Publication PUBLIÉ LE 31/05/2022 PAR Emmanuelle Diaz

A l’occasion du Salon de l’agriculture de Nouvelle-Aquitaine, le Crédit Agricole, première banque des agriculteurs, a organisé une rencontre afin de faire le bilan de la situation que traverse actuellement le secteur, qu’il s’agisse du contexte économique national et international ou de la situation en Région. Une réunion qui a aussi été l’occasion d’aborder la question du projet sociétal et de transition agro écologique de la Caisse Régionale d’Aquitaine.

C’est à l’occasion du salon de l’agriculture à Bordeaux que le Crédit Agricole, banque de huit agriculteurs sur dix, a organisé une rencontre pour dresser le bilan de la situation que traverse actuellement le monde agricole. Une situation déjà tendue et que le conflit russo-ukrainien est venu grandement compliquer, les deux pays étant des géants de l’agriculture et de l’agro-alimentaire mondiaux.

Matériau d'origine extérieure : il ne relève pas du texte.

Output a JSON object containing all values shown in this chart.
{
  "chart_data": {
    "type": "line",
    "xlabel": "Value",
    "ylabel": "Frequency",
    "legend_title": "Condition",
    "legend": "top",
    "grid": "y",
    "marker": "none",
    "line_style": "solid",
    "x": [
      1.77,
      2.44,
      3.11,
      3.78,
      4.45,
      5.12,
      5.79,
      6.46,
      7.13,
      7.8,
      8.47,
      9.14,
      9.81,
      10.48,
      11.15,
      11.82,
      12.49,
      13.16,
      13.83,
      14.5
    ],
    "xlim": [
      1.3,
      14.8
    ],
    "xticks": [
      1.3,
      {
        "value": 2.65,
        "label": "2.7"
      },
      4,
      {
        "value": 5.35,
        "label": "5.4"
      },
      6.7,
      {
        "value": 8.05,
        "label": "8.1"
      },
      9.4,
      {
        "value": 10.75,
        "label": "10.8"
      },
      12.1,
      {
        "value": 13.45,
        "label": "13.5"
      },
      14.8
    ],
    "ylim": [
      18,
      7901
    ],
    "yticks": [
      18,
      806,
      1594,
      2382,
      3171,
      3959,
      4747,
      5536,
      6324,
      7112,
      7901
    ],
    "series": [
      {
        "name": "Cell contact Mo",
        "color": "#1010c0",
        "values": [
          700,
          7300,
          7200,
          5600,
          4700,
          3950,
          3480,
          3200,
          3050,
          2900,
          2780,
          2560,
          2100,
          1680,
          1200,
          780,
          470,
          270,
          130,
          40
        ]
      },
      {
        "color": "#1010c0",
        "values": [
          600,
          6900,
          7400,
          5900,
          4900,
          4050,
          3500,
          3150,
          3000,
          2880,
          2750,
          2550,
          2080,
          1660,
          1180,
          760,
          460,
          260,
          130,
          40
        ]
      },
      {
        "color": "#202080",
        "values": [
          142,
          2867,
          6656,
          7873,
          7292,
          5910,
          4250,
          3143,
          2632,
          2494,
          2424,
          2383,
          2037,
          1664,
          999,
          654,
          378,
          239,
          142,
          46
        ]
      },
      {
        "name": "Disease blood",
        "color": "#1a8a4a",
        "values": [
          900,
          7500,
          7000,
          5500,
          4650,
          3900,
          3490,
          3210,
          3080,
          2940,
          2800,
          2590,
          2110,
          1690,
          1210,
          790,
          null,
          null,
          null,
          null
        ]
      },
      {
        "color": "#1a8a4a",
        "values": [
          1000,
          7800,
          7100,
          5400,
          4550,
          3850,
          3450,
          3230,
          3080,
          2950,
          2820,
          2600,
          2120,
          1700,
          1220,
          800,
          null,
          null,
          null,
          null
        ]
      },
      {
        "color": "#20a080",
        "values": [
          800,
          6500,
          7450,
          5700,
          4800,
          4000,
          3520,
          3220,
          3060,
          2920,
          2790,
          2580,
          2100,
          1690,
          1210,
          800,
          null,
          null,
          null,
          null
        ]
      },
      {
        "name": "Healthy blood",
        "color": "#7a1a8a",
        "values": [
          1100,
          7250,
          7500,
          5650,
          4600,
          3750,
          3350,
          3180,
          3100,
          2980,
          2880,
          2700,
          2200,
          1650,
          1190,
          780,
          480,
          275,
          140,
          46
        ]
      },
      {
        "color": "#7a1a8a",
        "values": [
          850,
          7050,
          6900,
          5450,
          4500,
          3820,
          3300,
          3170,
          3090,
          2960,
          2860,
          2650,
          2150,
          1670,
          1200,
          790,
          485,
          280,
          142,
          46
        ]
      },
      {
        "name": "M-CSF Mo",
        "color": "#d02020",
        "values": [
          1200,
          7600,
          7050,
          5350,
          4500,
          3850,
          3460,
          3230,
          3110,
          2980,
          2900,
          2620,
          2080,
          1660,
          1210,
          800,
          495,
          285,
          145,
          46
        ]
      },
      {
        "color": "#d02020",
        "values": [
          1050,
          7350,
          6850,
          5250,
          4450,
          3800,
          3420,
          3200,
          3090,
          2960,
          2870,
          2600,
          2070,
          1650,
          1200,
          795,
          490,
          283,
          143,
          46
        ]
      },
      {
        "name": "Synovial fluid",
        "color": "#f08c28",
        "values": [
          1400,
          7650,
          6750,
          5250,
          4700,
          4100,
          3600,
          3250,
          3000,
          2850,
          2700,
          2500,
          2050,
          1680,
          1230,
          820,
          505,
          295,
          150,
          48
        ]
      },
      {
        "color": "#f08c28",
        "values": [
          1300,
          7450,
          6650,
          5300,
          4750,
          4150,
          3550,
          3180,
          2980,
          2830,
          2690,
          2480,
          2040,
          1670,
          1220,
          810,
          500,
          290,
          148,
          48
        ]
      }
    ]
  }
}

Un contexte international qui impacte

« A elles deux, l’Ukraine et la Russie (qui produit à elle seule 87 millions de blé tendre, contre 35 millions pour la France) représentent 14% de la production mondiale et 30% des échanges mondiaux. Et c’est là que le bât blesse car environ 150 pays dans monde et souvent en voie de développement ou d’Afrique en sont totalement dépendants », explique Jean-Christophe Roubin, responsable agriculture au Crédit Agricole SA.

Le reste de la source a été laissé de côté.